As always when he did (for he was not used to alcohol) Kal sputtered for a moment as the drink went down. A long time before, back on the islands of old Earth, the people of Vanuatu made a drink they called
dry-palm
, which is the Bislama word for yeast. They took out the contents of coconuts and fermented them, with sugar and yeast, and produced a potent, sometimes lethal, drink. Later—perhaps in their time in the asteroid belt, perhaps on the
Hilda Lini
as it threaded its silent way between the stars—perhaps even on Heven itself, for there is no record of the exact people who first did it—the genetic recipe of the coconut tree was modified, edited, and combined. The result was—

‘This stuff tastes like shit!’ Kal yelled, turning his head towards the fire. Bani, standing there with tongs and a grin, nodded his head. ‘Potent stuff,’ he said approvingly. ‘But it gets you high.’

The alien Other had taken them to the edge of the bubble of strange sea that he lived in. They had emerged from the hatch into water, blue and cold and hard, the kind you couldn’t breathe, and swam to the surface, watching the other sea just below them, its light dimming and growing as if subject to a different kind of tide.

When they had broken surface and drew in gulps of air they found themselves inside a rocky pool, with a stone arch for a roof, and an exit: a narrow tunnel that led, in short order, to what, as it turned out, was the other side of the island, and a covered sandy bay—and a waiting ship.

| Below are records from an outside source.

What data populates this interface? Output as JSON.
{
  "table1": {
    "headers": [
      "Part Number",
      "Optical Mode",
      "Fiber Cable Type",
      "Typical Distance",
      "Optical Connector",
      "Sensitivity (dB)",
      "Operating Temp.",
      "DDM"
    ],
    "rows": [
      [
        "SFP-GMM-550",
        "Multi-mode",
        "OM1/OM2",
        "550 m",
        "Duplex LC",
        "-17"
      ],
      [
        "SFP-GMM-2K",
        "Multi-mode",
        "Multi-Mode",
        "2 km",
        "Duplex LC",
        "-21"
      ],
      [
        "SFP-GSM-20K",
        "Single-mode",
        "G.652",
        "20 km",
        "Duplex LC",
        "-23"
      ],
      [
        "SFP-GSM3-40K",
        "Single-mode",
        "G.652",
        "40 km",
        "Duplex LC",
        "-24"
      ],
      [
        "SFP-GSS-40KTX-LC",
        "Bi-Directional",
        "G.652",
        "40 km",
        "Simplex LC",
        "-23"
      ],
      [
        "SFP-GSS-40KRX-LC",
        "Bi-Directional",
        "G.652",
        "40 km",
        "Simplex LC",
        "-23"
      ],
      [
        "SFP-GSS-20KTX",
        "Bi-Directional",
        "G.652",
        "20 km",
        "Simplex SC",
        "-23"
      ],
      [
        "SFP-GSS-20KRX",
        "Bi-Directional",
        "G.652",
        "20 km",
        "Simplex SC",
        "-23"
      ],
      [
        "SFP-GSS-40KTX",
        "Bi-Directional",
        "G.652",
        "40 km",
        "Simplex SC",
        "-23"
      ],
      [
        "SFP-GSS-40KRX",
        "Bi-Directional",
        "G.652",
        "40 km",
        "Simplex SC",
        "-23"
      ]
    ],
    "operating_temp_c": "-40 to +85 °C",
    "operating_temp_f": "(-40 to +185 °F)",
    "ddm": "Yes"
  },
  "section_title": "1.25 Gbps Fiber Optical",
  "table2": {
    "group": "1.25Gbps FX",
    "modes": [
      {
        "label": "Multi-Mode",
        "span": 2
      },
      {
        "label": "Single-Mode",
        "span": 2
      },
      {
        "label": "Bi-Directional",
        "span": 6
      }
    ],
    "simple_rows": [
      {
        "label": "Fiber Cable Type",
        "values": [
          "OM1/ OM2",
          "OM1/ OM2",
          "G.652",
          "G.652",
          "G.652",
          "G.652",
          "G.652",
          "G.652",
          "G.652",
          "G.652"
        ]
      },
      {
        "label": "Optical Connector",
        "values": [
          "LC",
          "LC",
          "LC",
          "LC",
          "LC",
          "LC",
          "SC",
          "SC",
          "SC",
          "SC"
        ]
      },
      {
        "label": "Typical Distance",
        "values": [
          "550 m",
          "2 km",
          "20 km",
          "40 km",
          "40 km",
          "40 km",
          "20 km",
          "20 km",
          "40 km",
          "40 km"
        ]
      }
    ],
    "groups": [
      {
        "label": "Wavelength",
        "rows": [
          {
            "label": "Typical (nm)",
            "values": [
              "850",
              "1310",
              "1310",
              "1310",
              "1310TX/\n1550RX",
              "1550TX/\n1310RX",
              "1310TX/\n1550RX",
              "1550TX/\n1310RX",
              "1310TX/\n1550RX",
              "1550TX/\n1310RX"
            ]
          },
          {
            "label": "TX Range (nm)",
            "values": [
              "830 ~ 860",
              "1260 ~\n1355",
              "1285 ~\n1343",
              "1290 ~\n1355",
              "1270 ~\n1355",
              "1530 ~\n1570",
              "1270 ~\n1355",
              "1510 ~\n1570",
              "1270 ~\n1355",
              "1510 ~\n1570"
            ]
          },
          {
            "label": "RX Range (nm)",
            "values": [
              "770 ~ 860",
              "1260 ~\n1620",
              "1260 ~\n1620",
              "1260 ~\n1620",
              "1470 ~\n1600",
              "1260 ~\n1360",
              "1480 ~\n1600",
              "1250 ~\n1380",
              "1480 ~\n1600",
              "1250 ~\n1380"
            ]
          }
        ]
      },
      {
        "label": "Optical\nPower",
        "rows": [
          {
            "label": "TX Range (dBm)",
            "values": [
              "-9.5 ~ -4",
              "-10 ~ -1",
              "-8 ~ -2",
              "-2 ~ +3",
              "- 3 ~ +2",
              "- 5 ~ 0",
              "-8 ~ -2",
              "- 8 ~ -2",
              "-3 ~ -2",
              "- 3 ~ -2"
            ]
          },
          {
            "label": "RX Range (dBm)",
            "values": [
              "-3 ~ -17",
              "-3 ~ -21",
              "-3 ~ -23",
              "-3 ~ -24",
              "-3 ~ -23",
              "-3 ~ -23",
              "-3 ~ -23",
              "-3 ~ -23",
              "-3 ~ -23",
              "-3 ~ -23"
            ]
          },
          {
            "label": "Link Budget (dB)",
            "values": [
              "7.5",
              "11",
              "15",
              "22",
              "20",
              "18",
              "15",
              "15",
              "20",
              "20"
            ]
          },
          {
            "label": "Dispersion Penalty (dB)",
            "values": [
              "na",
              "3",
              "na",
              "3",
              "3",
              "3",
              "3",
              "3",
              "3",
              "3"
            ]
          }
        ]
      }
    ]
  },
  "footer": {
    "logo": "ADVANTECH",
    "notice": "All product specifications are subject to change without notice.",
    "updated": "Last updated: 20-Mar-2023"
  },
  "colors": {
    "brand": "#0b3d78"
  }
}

‘Got your message,’ Captain Desmon called cheerfully from the deck as Kal and Bani waddled through the shallow water towards the
Sanigodaon
. ‘Lucky, that. Where are the others?’

There was, it had to be admitted, a little confusion. Kal left Bani to talk to the Captain and simply stood on the deck, feeling the sun on his face for the first time in what felt like days. He breathed in the air (and some fumes from the engine) and revelled in still being alive. He felt strangely dislocated, as if a déjà vu had taken hold of him and refused to let go. The time in the tunnels, the strange sea, the even stranger Other—they seemed as fleeting and illusory as the ghosts he had thought he’d seen in the corridors of stone, as unbelievable to him as his fight with Georgie had been. Was he even himself? Or did the ghost of—something—else take hold of him down there and make him do its bidding?

‘What message?’ Bani was saying.

‘The floating bottle. Came popping out of the sea. Clever, that. I thought you fellows must be diving nearby.’

‘What did it say?’

‘You should know,’ Captain Desmon said, though now he sounded a little uncertain.

‘Humour me,’ Bani said. He had got hold of his cane again and with it seemed to have recovered his cool.